Emanuel’s life as the breadwinner was perhaps ultimately decided when he was at a young age. His father spent a lot of the money that he made on drink, leaving Emanuel’s mum struggling to look after Emanuel and his siblings. Therefore Emanuel was pulled out of school at a young age to work in order to help support his large family. His childhood consisted of working. This aspect in life did not change even as he grew much older and had a big family of his own. Emanuel also moved around a lot for work opportunities which were the best decisions in supporting his family. However even though Emanuel’s working life was imposed on him at a young age, I believe that he was proud to be a working man. He was proud to work hard in order to support the family he helped raise. This may be seen through all the different jobs that Emanuel carried out but it may also be portrayed through Emanuel joining the Chartist movement.

The aim for the chartists was to help gain political rights and influence for the working classes. The movement became extremely popular after the 1832 Reform Act. Emanuel felt so passionate about his rights as a working man that he even became secretary of the local branch of Chartists. This indicates that Lovekin felt so passionate about his working life that he risked getting arrested in order to take a stand and to help gain rights for workers just like him.
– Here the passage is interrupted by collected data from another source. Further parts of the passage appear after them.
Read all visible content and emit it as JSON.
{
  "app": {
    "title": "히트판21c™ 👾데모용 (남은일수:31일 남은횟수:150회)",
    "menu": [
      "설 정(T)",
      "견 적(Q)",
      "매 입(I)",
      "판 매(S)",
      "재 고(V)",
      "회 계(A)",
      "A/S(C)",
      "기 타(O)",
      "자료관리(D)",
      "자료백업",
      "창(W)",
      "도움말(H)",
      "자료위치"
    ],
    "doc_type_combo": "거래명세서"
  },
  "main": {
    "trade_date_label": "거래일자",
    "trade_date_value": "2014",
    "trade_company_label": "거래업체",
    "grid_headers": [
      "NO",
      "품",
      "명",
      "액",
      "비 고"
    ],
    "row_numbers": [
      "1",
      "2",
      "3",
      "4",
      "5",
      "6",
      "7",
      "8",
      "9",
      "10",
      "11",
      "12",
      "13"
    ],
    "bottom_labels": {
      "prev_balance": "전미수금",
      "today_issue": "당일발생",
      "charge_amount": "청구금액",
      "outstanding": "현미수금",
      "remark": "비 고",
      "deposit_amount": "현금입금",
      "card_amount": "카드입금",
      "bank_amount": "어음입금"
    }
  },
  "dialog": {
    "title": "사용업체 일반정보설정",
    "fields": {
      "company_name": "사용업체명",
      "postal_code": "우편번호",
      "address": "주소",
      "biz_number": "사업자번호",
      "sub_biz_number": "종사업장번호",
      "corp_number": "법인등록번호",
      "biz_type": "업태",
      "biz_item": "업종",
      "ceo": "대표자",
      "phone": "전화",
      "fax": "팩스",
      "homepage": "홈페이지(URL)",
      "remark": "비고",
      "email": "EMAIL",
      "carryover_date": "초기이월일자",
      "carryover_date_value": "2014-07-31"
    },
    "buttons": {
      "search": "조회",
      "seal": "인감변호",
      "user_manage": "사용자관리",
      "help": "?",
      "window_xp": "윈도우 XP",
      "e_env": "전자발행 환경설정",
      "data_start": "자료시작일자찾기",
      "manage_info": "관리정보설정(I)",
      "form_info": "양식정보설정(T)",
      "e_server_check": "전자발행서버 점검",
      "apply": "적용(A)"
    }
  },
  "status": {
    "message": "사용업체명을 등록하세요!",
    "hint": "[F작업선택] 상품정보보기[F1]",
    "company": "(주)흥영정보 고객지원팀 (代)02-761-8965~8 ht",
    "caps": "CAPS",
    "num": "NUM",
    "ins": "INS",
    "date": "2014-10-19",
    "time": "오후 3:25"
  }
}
Humphries, Jane. Childhood and Child Labour in the British Industrial Revolution Cambridge: Cambridge UP, 2010

Lovekin, Emanuel. ‘Some notes of my life’, MS, pp.32 (c.7,000 words). Extract in J. Burnett (ed.), Useful Toil. Autobiographies of working people from the 1820s to the 1920s (Allen Lane, London, 1974), pp.290-6.

Vincent, David. Bread, Knowledge and Freedom: Study of Nineteenth Century Working Class Autobiography. Routledge London, UK. 1982.